Pi Network Token Collapses 96% as Ecosystem Announcements Fail to Drive Usage

What You Need to Know
- Pi Network token fell 96% from $2.98 to $0.1187 in four months, with recovery stalled below $0.13.
- 10.64 billion circulating PI tokens exceed Dogecoin supply at comparable price levels with only $12 million daily volume.
- On-chain activity does not support current $1.37 billion market cap; ecosystem announcements failed to increase demand or trading volume.
- Mobile-first crypto projects with large user bases but minimal utility consistently produce heavily diluted supplies and price collapse.
Pi Network’s token hit a new all-time low of $0.1187 on June 6, 2026, less than four months after trading near $2.98. That is a drawdown of roughly 96%, and the partial recovery since has stalled below $0.13.
The collapse follows a pattern that has repeated across every mobile-first, “accessible to everyone” crypto project that launched with a large registered user base but thin on-chain utility. The pitch was always the same: frictionless onboarding, mining via phone, mass adoption as the wedge. What it produced was a heavily diluted supply, 10.64 billion PI/USDT tokens in circulation, absorbed by a market with $12 million in daily volume. For context, that circulating supply figure is larger than Dogecoin’s at comparable price levels, and Dogecoin at least had exchange liquidity and meme momentum working in its favor during its 2021 peak. Pi had neither in sufficient quantity. The OKX listing expanded US access, and the Pi Core Team announced the App Studio integration with AI-generated app imports from Replit and Cursor as ecosystem acceleration, but neither development moved the demand needle in a way that showed up in price or volume.

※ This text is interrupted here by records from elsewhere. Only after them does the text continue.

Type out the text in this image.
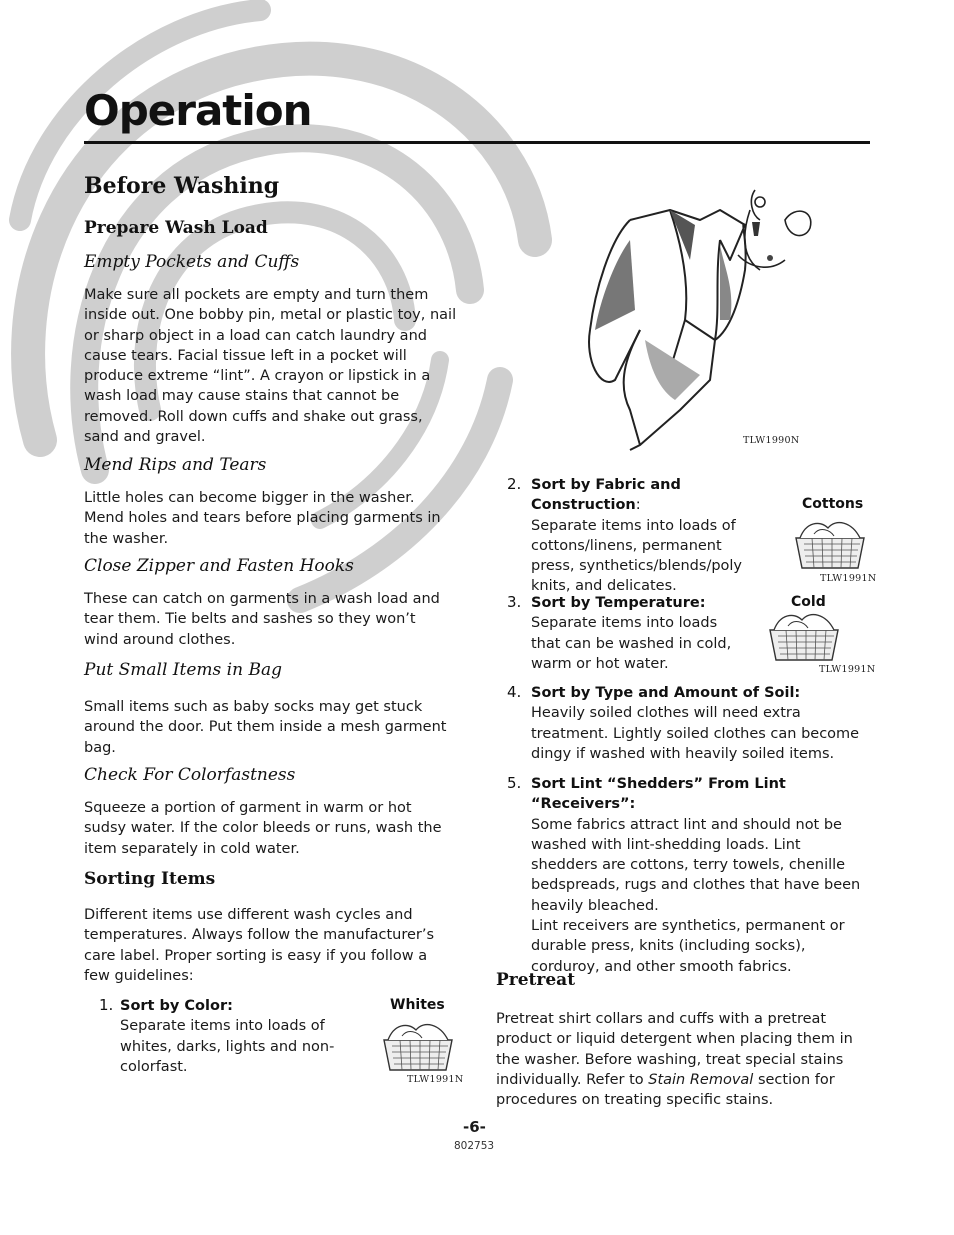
Operation
Before Washing
Prepare Wash Load
Empty Pockets and Cuffs
Make sure all pockets are empty and turn them
inside out. One bobby pin, metal or plastic toy, nail
or sharp object in a load can catch laundry and
cause tears. Facial tissue left in a pocket will
produce extreme “lint”. A crayon or lipstick in a
wash load may cause stains that cannot be
removed. Roll down cuffs and shake out grass,
sand and gravel.
Mend Rips and Tears
Little holes can become bigger in the washer.
Mend holes and tears before placing garments in
the washer.
Close Zipper and Fasten Hooks
These can catch on garments in a wash load and
tear them. Tie belts and sashes so they won’t
wind around clothes.
Put Small Items in Bag
Small items such as baby socks may get stuck
around the door. Put them inside a mesh garment
bag.
Check For Colorfastness
Squeeze a portion of garment in warm or hot
sudsy water. If the color bleeds or runs, wash the
item separately in cold water.
Sorting Items
Different items use different wash cycles and
temperatures. Always follow the manufacturer’s
care label. Proper sorting is easy if you follow a
few guidelines:
1. Sort by Color:
Separate items into loads of
whites, darks, lights and non-
colorfast.
Whites
TLW1991N
TLW1990N
2. Sort by Fabric and Construction:
Separate items into loads of
cottons/linens, permanent
press, synthetics/blends/poly
knits, and delicates.
Cottons
TLW1991N
3. Sort by Temperature:
Separate items into loads
that can be washed in cold,
warm or hot water.
Cold
TLW1991N
4. Sort by Type and Amount of Soil:
Heavily soiled clothes will need extra
treatment. Lightly soiled clothes can become
dingy if washed with heavily soiled items.
5. Sort Lint “Shedders” From Lint “Receivers”:
Some fabrics attract lint and should not be
washed with lint-shedding loads. Lint
shedders are cottons, terry towels, chenille
bedspreads, rugs and clothes that have been
heavily bleached.
Lint receivers are synthetics, permanent or
durable press, knits (including socks),
corduroy, and other smooth fabrics.
Pretreat
Pretreat shirt collars and cuffs with a pretreat
product or liquid detergent when placing them in
the washer. Before washing, treat special stains
individually. Refer to Stain Removal section for
procedures on treating specific stains.
-6-
802753
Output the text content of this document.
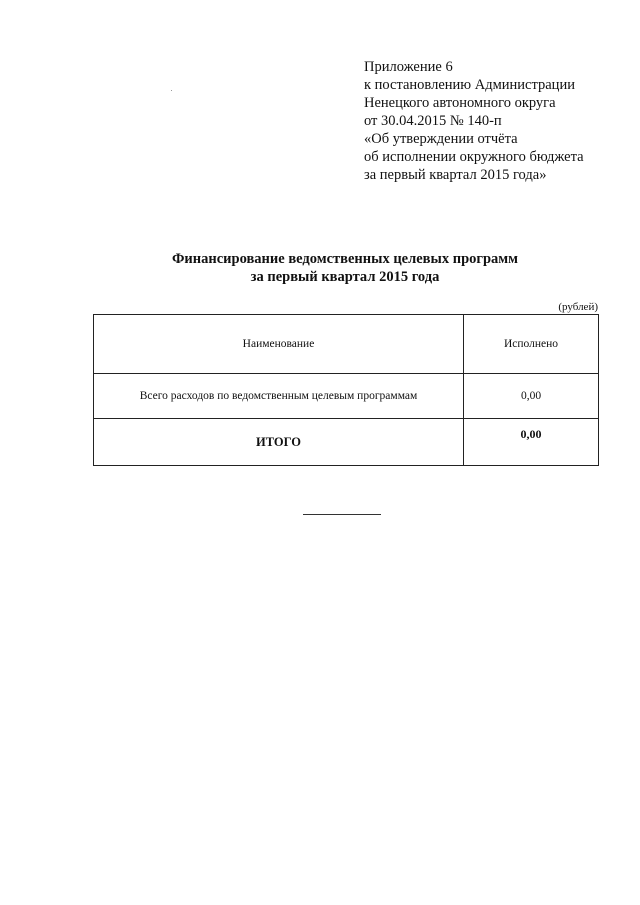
Приложение 6
к постановлению Администрации
Ненецкого автономного округа
от 30.04.2015 № 140-п
«Об утверждении отчёта
об исполнении окружного бюджета
за первый квартал 2015 года»
Финансирование ведомственных целевых программ
за первый квартал 2015 года
(рублей)
Наименование	Исполнено
Всего расходов по ведомственным целевым программам	0,00
ИТОГО	0,00
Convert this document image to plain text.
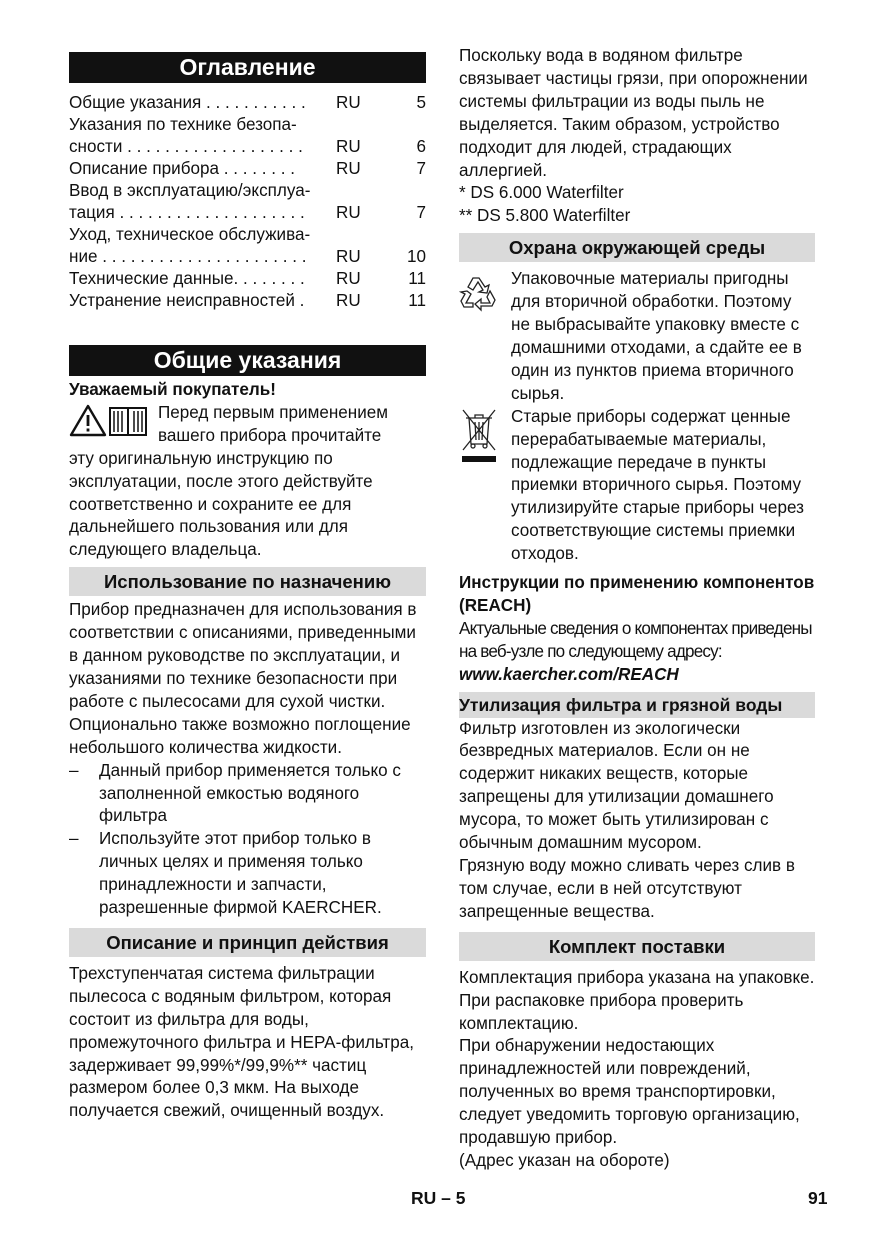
Оглавление
Общие указания . . . . . . . . . . .	RU	5
Указания по технике безопа-
сности . . . . . . . . . . . . . . . . . . .	RU	6
Описание прибора . . . . . . . .	RU	7
Ввод в эксплуатацию/эксплуа-
тация . . . . . . . . . . . . . . . . . . . .	RU	7
Уход, техническое обслужива-
ние . . . . . . . . . . . . . . . . . . . . . .	RU	10
Технические данные. . . . . . . .	RU	11
Устранение неисправностей .	RU	11
Общие указания

Уважаемый покупатель!

Перед первым применением

вашего прибора прочитайте

эту оригинальную инструкцию по эксплуатации, после этого действуйте соответственно и сохраните ее для дальнейшего пользования или для следующего владельца.

Использование по назначению

Прибор предназначен для использования в соответствии с описаниями, приведенными в данном руководстве по эксплуатации, и указаниями по технике безопасности при работе с пылесосами для сухой чистки.

Опционально также возможно поглощение небольшого количества жидкости.

–	Данный прибор применяется только с заполненной емкостью водяного фильтра
–	Используйте этот прибор только в личных целях и применяя только принадлежности и запчасти, разрешенные фирмой KAERCHER.
Описание и принцип действия

Трехступенчатая система фильтрации пылесоса с водяным фильтром, которая состоит из фильтра для воды, промежуточного фильтра и HEPA-фильтра, задерживает 99,99%*/99,9%** частиц размером более 0,3 мкм. На выходе получается свежий, очищенный воздух.

Поскольку вода в водяном фильтре связывает частицы грязи, при опорожнении системы фильтрации из воды пыль не выделяется. Таким образом, устройство подходит для людей, страдающих аллергией.

* DS 6.000 Waterfilter

** DS 5.800 Waterfilter

Охрана окружающей среды

Упаковочные материалы пригодны для вторичной обработки. Поэтому не выбрасывайте упаковку вместе с домашними отходами, а сдайте ее в один из пунктов приема вторичного сырья.

Старые приборы содержат ценные перерабатываемые материалы, подлежащие передаче в пункты приемки вторичного сырья. Поэтому утилизируйте старые приборы через соответствующие системы приемки отходов.

Инструкции по применению компонентов (REACH)

Актуальные сведения о компонентах приведены на веб-узле по следующему адресу:

www.kaercher.com/REACH

Утилизация фильтра и грязной воды

Фильтр изготовлен из экологически безвредных материалов. Если он не содержит никаких веществ, которые запрещены для утилизации домашнего мусора, то может быть утилизирован с обычным домашним мусором.

Грязную воду можно сливать через слив в том случае, если в ней отсутствуют запрещенные вещества.

Комплект поставки

Комплектация прибора указана на упаковке. При распаковке прибора проверить комплектацию.

При обнаружении недостающих принадлежностей или повреждений, полученных во время транспортировки, следует уведомить торговую организацию, продавшую прибор.

(Адрес указан на обороте)

RU – 5	91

A $1.37 billion market cap at $0.1284 still prices in a future that the on-chain activity does not yet support.
The broader implication is about the “ecosystem development” narrative as a price catalyst. Protocol upgrades and developer tooling matter, but they matter when there is already evidence of transaction volume, fee revenue, or application retention. The May 27 and May 30 announcements generated social engagement but no visible floor in price, which says something about where actual conviction sits among holders versus observers. With the Fear and Greed Index at 29 and RSI hovering just above oversold on the daily chart, the token is in the zone where short-term bounces happen, but the structure of lower highs and lower lows since February has not broken.
The forward question is not whether Pi can recover to prior highs. It is whether the App Studio tooling generates enough developer activity to produce measurable on-chain usage before the remaining holder base loses patience entirely. Without that, the next technical support at $0.12 is a number, not a floor.